FC Bayern München II - Lucas Scholl empfiehlt sich im Moment für einen Vertrag beim FC Luzern. Der Sohn von Bayern-Legende Mehmet Scholl arbeitet derzeit unter Markus Babbel.

Lucas Scholl darf sich weiter Hoffnung auf einen Vertrag beim FC Luzern machen. Der Schweizer Super League Klub wird von Ex-Nationalspieler Markus Babbel trainiert und testet den 20-Jährigen seit Anfang Januar. Am 13. Januar reiste der Tabellenvierte der Schweizer Liga mit Scholl ins Trainingslager nach Estepona in Spanien. 

Vor der Abreise nach Andalusien durfte der offensive Mittelfeldspieler sein Können schon in zwei Testspielen zeigen. Beim 2:1-Erfolg gegen den FC Will wurde er im ersten Durchgang auf dem Flügel eingesetzt.
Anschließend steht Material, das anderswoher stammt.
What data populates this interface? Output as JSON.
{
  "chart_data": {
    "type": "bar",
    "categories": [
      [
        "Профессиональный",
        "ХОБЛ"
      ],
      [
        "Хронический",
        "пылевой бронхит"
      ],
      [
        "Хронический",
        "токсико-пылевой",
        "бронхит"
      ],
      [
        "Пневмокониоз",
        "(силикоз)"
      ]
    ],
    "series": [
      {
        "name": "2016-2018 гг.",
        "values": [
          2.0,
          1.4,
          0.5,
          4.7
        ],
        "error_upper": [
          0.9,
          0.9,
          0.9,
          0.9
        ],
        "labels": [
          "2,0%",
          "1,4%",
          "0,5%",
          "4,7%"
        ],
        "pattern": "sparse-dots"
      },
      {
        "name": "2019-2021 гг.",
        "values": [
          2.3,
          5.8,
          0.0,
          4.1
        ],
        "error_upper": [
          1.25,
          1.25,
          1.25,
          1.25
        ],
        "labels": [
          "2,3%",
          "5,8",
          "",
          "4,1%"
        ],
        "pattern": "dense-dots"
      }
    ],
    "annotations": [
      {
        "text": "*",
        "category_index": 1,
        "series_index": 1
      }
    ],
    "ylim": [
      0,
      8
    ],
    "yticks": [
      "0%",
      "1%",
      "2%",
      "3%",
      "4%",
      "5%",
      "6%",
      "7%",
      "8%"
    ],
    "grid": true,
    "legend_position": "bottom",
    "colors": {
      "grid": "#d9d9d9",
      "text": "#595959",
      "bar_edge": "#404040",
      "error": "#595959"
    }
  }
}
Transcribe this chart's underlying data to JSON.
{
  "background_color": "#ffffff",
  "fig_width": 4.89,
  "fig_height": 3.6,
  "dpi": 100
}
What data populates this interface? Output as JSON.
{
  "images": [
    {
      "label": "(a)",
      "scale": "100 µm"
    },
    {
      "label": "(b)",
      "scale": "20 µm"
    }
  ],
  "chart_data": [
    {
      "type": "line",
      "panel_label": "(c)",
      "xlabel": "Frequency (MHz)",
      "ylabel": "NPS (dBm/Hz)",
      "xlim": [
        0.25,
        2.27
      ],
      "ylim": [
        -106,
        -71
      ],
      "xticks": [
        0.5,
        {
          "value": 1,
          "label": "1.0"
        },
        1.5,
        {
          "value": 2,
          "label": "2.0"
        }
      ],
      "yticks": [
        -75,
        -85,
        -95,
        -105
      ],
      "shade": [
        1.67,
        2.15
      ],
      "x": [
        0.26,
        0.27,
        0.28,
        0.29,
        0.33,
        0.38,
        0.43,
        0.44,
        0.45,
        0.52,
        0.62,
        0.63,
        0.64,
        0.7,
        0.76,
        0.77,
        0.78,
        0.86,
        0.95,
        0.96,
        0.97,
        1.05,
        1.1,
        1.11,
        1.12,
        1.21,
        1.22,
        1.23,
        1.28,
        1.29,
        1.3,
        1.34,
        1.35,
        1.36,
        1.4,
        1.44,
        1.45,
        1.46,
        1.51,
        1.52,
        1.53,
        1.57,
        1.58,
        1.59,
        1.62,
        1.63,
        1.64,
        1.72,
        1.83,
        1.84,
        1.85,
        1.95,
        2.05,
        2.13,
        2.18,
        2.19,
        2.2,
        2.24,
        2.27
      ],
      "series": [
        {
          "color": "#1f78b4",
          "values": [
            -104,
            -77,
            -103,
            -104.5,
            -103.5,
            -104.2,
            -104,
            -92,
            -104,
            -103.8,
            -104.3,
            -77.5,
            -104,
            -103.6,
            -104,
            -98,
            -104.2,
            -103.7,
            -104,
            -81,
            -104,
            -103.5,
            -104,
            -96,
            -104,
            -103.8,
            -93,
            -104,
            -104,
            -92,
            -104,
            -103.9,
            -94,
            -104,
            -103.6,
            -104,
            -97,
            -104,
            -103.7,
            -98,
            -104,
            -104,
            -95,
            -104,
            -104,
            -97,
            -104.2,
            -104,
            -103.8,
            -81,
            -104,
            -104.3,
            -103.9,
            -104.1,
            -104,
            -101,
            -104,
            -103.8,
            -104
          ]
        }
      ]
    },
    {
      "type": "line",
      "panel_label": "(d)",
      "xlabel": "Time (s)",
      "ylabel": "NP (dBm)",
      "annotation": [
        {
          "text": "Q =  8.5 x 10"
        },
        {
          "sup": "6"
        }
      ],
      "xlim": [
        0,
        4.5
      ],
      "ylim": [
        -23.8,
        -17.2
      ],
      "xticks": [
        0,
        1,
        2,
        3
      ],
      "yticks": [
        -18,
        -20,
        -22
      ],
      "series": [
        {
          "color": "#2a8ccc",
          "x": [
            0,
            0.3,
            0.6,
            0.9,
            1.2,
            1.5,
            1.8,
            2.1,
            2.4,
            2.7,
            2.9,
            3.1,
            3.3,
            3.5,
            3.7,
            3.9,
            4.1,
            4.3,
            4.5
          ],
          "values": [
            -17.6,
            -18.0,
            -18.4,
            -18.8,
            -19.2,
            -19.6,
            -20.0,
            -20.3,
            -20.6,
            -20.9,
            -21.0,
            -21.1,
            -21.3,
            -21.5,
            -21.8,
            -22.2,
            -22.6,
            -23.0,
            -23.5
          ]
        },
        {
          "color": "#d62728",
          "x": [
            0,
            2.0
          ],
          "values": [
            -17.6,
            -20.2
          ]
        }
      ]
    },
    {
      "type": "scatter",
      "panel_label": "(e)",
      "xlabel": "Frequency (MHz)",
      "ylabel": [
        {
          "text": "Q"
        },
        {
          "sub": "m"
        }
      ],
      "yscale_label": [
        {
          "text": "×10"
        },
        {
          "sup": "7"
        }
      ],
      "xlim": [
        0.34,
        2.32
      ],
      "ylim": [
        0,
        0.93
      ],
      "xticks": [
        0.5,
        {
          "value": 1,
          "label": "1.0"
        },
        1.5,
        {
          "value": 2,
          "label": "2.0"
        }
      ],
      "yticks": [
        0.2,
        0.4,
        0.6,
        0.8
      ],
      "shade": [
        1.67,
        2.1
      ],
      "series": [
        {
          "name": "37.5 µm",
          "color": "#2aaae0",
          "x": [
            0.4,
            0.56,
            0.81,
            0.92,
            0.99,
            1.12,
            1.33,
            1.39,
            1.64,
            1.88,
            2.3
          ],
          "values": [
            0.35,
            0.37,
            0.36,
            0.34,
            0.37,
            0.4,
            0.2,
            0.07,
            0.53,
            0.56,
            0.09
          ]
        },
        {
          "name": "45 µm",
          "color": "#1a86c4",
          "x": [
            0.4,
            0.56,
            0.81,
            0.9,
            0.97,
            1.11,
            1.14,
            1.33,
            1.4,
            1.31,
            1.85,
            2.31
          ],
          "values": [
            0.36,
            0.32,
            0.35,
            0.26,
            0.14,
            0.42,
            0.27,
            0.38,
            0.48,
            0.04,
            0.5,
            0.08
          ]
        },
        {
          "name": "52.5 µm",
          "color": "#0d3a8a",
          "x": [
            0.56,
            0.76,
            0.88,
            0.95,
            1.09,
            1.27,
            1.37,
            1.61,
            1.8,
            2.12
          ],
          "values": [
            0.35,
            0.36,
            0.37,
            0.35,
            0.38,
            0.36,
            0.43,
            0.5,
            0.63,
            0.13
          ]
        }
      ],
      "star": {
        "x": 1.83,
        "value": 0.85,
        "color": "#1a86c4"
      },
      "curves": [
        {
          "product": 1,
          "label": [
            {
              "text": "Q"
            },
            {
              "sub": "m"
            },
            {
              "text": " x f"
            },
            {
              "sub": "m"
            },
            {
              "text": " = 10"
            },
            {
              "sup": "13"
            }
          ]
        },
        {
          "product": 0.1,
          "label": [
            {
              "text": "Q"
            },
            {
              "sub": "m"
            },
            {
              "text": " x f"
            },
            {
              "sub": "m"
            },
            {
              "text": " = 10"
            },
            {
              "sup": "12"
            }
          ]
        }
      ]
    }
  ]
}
Die Luzerner Zeitung bescheinigte ihm "einige sehenswerte Aktionen". Im nächsten Trainingsspiel gegen den deutschen Zweitligist Karlsruher SC saß Scholl zunächst auf der Bank, ehe er im zweiten Durchgang mit seinen potentiellen neuen Kollegen am Ball war. 

Bei den kleinen Bayern lief es in dieser Saison nicht nach Wunsch für den Sohn von Bayern-Legende Mehmet Scholl. Sieben Mal wurde er in der Regionalliga eingesetzt. Allerdings machte er kein Spiel von Beginn an und wartet noch auf den ersten Treffer bzw. Assist. Sein Vertrag an der Säbener Straße läuft im Sommer aus. Sollte er die Eidgenossen überzeugen, würden die Roten dem langjährigen Jugendspieler vermutlich keine Steine in den Weg legen.